In March 2016, following a trial that reportedly violated international fair trial standards, Mr. Beirão and his colleagues were convicted of “preparatory acts of rebellion” and “criminal conspiracy.” Mr. Beirão was also convicted of falsification of documents. They received prison sentences ranging from 2 to 8 ½ years. Mr. Beirão was sentenced to 5 ½ years in prison.

Mr. Beirão had been on hunger strike in protest against his incarceration and had been moved to the Sao Paulo Prison Hospital. On the day of the court’s decision, his wife received a call directing her to meet him at the hospital.


Medical Doctor Released from Prison in Myanmar
April 17, 2016

Myat Nu Khaing On 17 April, Dr. Myat Nu Khaing was released from Insein Prison as the result of a presidential pardon.

Myat Nu Khaing was arrested in October 2015 in connection with her participation in a protest in Yangon some 10 months earlier. Her arrest took place only weeks before general elections were held in the country, and as she was in the midst of campaigning for election to the Lower House of Parliament as an independent candidate in Phyu Township. Although the protest in which Myat Nu Khaing participated was a peaceful demonstration, she was charged with a number of serious offences and, in March 2016, found guilty of rioting by Dagon Township Court.
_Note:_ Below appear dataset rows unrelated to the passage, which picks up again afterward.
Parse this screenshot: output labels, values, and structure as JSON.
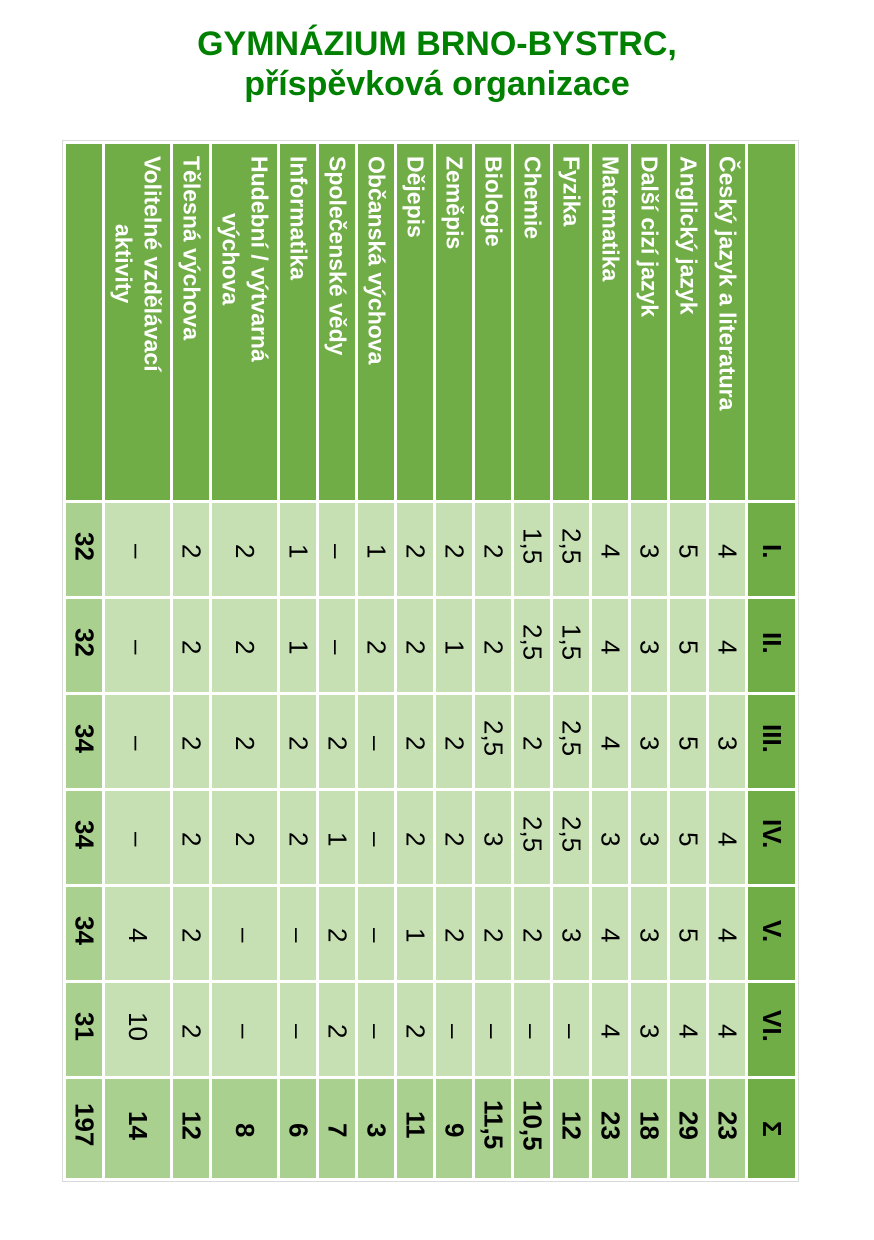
{
  "title": {
    "line1": "GYMNÁZIUM BRNO-BYSTRC,",
    "line2": "příspěvková organizace"
  },
  "table": {
    "sigma_label": "Σ",
    "classes": [
      "I.",
      "II.",
      "III.",
      "IV.",
      "V.",
      "VI."
    ],
    "class_totals": [
      "32",
      "32",
      "34",
      "34",
      "34",
      "31"
    ],
    "grand_total": "197",
    "subjects": [
      {
        "name": "Český jazyk a literatura",
        "values": [
          "4",
          "4",
          "3",
          "4",
          "4",
          "4"
        ],
        "sum": "23"
      },
      {
        "name": "Anglický jazyk",
        "values": [
          "5",
          "5",
          "5",
          "5",
          "5",
          "4"
        ],
        "sum": "29"
      },
      {
        "name": "Další cizí jazyk",
        "values": [
          "3",
          "3",
          "3",
          "3",
          "3",
          "3"
        ],
        "sum": "18"
      },
      {
        "name": "Matematika",
        "values": [
          "4",
          "4",
          "4",
          "3",
          "4",
          "4"
        ],
        "sum": "23"
      },
      {
        "name": "Fyzika",
        "values": [
          "2,5",
          "1,5",
          "2,5",
          "2,5",
          "3",
          "–"
        ],
        "sum": "12"
      },
      {
        "name": "Chemie",
        "values": [
          "1,5",
          "2,5",
          "2",
          "2,5",
          "2",
          "–"
        ],
        "sum": "10,5"
      },
      {
        "name": "Biologie",
        "values": [
          "2",
          "2",
          "2,5",
          "3",
          "2",
          "–"
        ],
        "sum": "11,5"
      },
      {
        "name": "Zeměpis",
        "values": [
          "2",
          "1",
          "2",
          "2",
          "2",
          "–"
        ],
        "sum": "9"
      },
      {
        "name": "Dějepis",
        "values": [
          "2",
          "2",
          "2",
          "2",
          "1",
          "2"
        ],
        "sum": "11"
      },
      {
        "name": "Občanská výchova",
        "values": [
          "1",
          "2",
          "–",
          "–",
          "–",
          "–"
        ],
        "sum": "3"
      },
      {
        "name": "Společenské vědy",
        "values": [
          "–",
          "–",
          "2",
          "1",
          "2",
          "2"
        ],
        "sum": "7"
      },
      {
        "name": "Informatika",
        "values": [
          "1",
          "1",
          "2",
          "2",
          "–",
          "–"
        ],
        "sum": "6"
      },
      {
        "name": "Hudební / výtvarná\nvýchova",
        "values": [
          "2",
          "2",
          "2",
          "2",
          "–",
          "–"
        ],
        "sum": "8",
        "wide": true
      },
      {
        "name": "Tělesná výchova",
        "values": [
          "2",
          "2",
          "2",
          "2",
          "2",
          "2"
        ],
        "sum": "12"
      },
      {
        "name": "Volitelné vzdělávací\naktivity",
        "values": [
          "–",
          "–",
          "–",
          "–",
          "4",
          "10"
        ],
        "sum": "14",
        "wide": true
      }
    ],
    "colors": {
      "header_green": "#70AD47",
      "total_green": "#A9D08E",
      "cell_green": "#C6E0B4",
      "title_green": "#008000",
      "header_text": "#FFFFFF",
      "cell_text": "#000000"
    }
  }
}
She was subsequently sentenced to a one-year term of imprisonment. 


Appeals Court Dismisses Tunisian Mathematician’s Case and Orders His Release
February 23, 2016

Abdelfattah Saied In the evening of February 5, 2016, Tunisian mathematician Abdelfattah Saied was freed from al-Mornaguia Prison in Tunis after almost seven months in prison. His case was dismissed earlier that day by a court of appeals after all charges against him were dropped.

Mr. Saied is a mathematics teacher and recipient of the 2009 Tunisian Ministry of Education’s “Innovative Teacher Award”, a computer programmer, and a poet. In July 2015, after posting a video on the Internet in which he speculated that security forces may have been linked to the planning of the June 2015 attack on a seaside resort in Sousse in which 38 tourists were killed, Mr. Saied was arrested by counter-terrorism police. Although subsequently charged with “complicity in or facilitation of terrorism” under the 2003 counter-terrorism law, “defaming a public servant,” and “knowingly broadcasting false news to convince others of the existence of a criminal act,” he was found innocent of the defamation charges at trial, and the terror charges were dropped. In November 2015, Mr. Saied was convicted of “knowingly broadcasting false news” and was sentenced to one year in prison. During his imprisonment, he reportedly was denied medical treatment for a preexisting back condition.